Jak już wcześnie zaznaczyłem, King to chimeryczny pisarz, który uwielbia brać udział w produkcjach adaptacji filmowych swoich książek, ale nie ma za grosz dystansu do tej „swojej” sztuki filmowej. Wychodzą z tego nieraz potworki, a z drugiej strony, jeśli King w czymś udziału nie brał, marudzi, że mu się nie podoba, nie zawsze dlatego, że produkcja była zła. King więc marudził również o Stukostrachy, co ciekawe, nie tylko jednak na temat filmu, ale i własnej książki: The Tommyknockers is an awful book.
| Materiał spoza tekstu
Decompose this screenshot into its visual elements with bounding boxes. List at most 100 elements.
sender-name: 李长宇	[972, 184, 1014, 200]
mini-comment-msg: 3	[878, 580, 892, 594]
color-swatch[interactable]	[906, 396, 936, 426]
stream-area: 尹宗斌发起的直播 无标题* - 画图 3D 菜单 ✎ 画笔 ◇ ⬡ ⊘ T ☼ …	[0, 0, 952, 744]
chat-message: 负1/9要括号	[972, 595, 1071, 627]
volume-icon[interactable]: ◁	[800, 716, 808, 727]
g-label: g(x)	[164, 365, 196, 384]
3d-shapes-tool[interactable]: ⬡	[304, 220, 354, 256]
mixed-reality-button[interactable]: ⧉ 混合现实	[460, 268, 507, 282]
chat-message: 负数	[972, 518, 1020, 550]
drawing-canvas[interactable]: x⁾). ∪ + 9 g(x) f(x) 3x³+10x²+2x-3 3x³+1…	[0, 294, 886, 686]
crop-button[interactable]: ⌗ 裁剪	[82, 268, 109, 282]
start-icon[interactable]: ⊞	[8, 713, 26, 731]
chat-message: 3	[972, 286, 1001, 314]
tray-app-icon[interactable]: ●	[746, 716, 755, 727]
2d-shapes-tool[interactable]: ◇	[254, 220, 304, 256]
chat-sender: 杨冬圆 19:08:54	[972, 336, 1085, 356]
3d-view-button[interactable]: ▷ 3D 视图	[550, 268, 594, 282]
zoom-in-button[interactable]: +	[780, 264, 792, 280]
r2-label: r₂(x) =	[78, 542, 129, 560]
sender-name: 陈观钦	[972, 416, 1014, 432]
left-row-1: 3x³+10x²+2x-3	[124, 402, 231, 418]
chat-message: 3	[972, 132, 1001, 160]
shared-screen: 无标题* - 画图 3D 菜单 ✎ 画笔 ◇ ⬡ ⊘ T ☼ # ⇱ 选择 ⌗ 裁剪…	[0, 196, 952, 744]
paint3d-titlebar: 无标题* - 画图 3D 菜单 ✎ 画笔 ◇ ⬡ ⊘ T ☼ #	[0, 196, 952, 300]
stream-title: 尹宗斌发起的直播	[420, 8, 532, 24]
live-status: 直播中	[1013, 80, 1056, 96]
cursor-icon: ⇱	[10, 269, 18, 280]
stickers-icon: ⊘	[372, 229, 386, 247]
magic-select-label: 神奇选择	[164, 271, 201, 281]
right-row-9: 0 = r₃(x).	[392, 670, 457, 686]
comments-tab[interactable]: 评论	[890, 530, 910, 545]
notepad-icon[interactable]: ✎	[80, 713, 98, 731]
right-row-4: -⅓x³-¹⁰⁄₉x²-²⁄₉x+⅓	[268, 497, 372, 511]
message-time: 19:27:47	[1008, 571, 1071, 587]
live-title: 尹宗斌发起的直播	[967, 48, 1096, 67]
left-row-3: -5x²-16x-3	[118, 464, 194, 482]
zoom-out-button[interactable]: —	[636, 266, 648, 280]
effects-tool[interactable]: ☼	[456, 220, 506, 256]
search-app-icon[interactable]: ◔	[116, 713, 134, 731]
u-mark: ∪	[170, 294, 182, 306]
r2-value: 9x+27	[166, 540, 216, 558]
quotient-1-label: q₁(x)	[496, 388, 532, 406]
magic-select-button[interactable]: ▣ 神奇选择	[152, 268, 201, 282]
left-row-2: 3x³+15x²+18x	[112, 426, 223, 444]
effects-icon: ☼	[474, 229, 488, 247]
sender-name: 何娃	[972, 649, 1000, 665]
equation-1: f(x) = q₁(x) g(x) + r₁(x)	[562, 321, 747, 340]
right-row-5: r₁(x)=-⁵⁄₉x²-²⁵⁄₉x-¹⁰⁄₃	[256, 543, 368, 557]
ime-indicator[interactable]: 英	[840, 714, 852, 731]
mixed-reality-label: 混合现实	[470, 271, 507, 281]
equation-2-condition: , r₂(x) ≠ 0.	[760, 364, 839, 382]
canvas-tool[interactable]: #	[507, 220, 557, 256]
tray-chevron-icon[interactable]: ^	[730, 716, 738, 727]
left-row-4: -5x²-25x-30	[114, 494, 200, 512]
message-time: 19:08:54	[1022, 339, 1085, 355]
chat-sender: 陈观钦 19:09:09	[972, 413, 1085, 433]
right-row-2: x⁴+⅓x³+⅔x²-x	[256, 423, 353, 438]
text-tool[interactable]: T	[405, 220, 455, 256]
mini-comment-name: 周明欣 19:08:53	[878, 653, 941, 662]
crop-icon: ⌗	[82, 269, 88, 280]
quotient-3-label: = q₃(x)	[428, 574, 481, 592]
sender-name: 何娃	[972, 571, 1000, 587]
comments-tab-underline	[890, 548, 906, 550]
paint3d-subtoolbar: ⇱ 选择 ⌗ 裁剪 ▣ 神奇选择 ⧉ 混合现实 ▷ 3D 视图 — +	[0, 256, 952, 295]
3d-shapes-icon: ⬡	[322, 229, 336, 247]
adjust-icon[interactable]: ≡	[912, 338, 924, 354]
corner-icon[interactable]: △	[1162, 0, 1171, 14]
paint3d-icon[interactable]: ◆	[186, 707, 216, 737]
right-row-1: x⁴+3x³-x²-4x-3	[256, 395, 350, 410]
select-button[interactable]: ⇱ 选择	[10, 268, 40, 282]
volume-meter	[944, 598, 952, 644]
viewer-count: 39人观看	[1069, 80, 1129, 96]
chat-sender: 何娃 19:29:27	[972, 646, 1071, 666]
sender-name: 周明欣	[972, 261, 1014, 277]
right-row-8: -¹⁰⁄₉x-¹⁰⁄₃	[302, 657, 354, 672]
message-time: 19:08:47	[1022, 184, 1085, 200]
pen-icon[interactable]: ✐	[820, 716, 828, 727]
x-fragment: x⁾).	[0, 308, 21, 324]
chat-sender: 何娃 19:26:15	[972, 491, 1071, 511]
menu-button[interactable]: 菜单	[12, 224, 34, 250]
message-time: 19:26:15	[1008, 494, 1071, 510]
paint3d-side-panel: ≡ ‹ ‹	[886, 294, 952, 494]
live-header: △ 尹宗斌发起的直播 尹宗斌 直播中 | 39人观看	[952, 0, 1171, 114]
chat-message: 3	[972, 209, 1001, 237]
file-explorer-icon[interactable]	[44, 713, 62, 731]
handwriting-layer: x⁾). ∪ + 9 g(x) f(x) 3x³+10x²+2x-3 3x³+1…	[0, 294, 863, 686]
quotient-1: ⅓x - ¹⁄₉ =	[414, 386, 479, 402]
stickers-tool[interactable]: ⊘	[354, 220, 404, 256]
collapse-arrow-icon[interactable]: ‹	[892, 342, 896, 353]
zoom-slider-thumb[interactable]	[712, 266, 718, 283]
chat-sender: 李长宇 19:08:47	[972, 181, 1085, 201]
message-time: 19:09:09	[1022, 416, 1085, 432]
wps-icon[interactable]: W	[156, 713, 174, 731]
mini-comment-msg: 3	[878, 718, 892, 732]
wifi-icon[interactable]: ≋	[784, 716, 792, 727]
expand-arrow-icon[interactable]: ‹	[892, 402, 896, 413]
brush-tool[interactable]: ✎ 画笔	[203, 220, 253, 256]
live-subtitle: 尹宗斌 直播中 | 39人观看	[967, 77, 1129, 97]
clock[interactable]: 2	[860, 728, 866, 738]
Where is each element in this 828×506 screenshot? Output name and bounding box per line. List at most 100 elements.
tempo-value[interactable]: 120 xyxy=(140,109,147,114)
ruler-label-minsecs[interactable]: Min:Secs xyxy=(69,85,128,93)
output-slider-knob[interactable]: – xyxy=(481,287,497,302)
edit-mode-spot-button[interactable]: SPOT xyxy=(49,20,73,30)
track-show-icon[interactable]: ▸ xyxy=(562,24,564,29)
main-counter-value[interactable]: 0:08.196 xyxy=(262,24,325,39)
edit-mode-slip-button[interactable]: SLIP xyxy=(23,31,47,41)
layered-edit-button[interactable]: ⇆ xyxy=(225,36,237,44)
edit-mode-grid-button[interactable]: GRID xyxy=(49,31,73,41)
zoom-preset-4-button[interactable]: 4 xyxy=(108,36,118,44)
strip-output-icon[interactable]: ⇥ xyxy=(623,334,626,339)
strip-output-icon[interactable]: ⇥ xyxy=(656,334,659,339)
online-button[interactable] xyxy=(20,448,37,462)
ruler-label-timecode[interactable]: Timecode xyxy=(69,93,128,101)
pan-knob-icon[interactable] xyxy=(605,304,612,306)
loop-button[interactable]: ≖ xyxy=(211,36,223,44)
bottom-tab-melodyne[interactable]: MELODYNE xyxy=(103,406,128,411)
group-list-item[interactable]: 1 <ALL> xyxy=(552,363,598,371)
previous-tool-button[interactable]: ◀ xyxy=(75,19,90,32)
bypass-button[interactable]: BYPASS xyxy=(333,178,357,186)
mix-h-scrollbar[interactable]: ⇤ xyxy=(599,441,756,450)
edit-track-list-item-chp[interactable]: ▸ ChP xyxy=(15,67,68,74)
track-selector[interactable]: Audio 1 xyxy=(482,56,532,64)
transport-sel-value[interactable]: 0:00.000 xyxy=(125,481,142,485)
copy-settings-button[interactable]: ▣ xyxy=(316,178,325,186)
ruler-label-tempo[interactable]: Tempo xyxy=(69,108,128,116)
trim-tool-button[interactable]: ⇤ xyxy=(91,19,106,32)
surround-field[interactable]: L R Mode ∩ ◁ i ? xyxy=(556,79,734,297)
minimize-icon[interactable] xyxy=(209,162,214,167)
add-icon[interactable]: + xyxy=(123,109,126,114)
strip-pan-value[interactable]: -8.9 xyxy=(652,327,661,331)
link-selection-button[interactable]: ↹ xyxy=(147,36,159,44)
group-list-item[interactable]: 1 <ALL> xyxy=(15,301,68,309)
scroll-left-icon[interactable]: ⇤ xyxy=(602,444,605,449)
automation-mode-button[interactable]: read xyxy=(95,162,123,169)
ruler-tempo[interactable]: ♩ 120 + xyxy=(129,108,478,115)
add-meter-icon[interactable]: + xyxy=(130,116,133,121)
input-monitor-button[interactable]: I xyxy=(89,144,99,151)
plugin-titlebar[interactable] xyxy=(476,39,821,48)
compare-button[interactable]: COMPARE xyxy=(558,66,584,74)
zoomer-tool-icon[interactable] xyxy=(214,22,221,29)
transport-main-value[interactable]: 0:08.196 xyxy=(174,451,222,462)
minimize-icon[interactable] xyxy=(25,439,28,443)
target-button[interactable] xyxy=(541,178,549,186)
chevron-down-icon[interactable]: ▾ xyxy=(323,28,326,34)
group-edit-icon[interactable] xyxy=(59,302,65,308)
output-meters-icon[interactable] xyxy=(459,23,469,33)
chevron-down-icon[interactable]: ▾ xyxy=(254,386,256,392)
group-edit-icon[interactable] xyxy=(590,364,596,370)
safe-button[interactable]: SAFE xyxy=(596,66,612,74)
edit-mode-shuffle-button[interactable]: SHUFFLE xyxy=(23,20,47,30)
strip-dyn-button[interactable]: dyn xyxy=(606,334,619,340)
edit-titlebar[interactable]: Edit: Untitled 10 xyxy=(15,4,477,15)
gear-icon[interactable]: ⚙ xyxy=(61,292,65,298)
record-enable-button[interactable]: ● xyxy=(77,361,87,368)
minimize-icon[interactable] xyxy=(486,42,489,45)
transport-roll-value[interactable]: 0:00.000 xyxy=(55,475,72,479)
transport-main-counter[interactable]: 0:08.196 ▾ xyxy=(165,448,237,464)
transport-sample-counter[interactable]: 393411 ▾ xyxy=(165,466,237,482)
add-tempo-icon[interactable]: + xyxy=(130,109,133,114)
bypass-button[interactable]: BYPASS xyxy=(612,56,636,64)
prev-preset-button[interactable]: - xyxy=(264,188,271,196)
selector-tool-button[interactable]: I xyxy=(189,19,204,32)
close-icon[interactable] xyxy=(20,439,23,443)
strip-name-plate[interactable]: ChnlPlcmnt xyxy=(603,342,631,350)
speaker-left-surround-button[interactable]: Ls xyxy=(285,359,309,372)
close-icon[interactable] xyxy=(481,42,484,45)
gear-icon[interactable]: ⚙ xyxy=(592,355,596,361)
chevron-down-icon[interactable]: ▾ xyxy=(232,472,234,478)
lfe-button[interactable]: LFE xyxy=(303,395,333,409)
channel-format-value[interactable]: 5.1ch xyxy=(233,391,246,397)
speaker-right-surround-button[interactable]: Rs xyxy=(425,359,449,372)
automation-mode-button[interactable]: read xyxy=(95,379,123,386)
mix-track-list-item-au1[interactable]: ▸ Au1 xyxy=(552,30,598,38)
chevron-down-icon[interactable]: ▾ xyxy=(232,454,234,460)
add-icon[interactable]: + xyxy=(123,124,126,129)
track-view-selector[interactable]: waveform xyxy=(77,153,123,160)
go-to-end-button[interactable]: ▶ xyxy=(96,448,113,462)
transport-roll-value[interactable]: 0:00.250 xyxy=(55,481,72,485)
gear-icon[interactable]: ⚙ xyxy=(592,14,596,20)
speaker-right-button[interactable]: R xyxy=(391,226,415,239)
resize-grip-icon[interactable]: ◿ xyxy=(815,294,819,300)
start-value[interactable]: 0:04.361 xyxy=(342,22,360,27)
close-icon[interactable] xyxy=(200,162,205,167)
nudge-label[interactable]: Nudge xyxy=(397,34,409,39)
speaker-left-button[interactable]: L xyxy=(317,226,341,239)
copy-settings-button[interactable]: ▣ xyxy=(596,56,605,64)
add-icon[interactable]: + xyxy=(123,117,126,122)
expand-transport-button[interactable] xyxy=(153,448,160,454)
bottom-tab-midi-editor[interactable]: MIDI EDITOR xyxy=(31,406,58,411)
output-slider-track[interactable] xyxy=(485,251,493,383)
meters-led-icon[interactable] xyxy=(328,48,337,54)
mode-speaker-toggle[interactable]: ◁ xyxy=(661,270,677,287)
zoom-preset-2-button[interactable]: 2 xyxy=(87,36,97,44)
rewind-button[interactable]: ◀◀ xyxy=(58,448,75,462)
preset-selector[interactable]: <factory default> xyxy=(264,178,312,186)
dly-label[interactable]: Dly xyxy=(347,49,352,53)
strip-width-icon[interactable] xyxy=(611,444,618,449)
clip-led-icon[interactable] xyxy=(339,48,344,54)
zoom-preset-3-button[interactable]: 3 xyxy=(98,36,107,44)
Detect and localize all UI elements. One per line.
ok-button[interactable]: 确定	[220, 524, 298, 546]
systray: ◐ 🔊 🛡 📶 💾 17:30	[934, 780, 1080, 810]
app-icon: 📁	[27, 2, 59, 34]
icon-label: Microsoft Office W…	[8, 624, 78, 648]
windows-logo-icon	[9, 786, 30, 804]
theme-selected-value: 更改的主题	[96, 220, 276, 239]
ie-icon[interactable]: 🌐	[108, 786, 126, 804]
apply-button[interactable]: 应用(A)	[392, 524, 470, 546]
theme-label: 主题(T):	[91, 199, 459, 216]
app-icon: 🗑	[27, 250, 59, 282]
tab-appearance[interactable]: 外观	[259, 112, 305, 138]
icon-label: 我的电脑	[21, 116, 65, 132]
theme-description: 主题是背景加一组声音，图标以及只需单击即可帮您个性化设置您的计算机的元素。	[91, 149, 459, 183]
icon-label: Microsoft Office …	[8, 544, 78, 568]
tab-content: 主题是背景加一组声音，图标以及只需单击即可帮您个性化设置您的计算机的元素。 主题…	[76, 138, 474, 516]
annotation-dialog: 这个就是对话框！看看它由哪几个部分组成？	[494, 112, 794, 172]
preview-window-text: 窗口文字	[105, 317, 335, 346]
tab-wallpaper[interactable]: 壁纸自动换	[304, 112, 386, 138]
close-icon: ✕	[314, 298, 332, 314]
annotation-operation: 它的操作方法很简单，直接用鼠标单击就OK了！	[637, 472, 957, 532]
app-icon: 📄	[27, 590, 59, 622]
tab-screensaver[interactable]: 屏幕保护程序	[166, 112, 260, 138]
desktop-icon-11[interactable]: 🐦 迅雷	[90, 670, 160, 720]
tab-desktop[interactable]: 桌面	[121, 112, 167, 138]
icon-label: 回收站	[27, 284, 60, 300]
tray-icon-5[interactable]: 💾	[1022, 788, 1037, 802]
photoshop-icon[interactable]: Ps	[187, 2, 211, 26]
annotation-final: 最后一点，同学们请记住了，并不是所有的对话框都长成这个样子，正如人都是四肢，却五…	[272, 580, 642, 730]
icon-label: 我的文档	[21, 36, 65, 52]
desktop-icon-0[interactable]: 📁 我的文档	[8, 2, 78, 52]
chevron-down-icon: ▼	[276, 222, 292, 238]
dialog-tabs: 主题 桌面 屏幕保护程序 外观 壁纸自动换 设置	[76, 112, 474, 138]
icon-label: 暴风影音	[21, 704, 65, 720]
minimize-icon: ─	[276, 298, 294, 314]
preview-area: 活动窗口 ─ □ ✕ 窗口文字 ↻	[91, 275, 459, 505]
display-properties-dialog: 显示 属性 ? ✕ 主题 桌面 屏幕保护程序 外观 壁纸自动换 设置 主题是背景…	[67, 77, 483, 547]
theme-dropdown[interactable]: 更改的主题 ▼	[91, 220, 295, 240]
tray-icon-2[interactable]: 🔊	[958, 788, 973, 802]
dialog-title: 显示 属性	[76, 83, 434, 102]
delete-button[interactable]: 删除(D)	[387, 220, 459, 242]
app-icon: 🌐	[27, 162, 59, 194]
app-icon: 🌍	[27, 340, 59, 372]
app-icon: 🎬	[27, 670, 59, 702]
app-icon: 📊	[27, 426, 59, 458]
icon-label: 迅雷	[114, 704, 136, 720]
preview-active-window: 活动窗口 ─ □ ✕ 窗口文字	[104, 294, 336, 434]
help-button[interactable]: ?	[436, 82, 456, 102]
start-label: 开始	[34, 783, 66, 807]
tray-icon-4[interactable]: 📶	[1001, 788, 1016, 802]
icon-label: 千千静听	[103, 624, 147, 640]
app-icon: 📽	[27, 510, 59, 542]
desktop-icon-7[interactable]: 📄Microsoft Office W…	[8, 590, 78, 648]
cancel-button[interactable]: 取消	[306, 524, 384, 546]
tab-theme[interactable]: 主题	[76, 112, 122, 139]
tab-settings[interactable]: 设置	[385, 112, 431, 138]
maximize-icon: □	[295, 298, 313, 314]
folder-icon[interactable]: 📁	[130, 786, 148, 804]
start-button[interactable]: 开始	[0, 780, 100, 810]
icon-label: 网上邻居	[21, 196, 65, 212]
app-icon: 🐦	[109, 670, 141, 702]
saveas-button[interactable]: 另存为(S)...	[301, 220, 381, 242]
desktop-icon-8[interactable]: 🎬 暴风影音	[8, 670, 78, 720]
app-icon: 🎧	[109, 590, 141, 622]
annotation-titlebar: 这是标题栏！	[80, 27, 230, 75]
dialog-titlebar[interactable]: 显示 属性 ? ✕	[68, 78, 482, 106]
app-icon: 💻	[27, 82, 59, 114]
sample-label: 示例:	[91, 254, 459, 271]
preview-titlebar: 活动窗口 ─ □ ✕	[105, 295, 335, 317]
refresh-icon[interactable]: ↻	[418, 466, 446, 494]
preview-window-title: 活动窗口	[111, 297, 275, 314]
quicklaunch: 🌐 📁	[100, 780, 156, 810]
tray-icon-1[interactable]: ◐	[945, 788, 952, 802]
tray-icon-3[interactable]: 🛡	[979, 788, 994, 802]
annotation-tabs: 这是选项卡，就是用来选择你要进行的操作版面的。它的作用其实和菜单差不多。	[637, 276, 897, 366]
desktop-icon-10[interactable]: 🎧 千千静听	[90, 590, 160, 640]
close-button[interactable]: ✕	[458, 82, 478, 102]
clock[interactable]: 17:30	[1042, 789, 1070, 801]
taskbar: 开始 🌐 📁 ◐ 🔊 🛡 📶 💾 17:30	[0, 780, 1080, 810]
That was the last one I wrote before I cleaned up my act – skoro twierdzi tak sam mistrz, to trzeba to uszanować, lecz czy nie wolno już nakręcić adaptacji, która by mogła zmienić odczucia Kinga na temat swojego niechcianego dzieła? I tu znalazła się szansa dla Jamesa Wana, reżysera Aquamana i Obecności. Ma on dzisiaj niepowtarzalną okazję, aby naprawić w umyśle Kinga jeden z podobno największych jego pisarskich błędów. Plany są już od kilku lat, bo słyszeliśmy o nich w 2018 roku. Projekt wydaje się jeszcze bardziej interesujący, gdyby producentem został Roy Lee. A co do starszej wersji Stukostrachów, tej z 1993 roku w reżyserii Johna Powera, zapamiętałem niesamowity klimat tej produkcji, całkiem podobny do Kubrickowskiego Lśnienia, ale z niego King również był niezadowolony. Nakręcił nawet remake, z którego już był zadowolony, lecz produkcja nie miała w ogóle klimatu filmu grozy. Ciekawa zależność.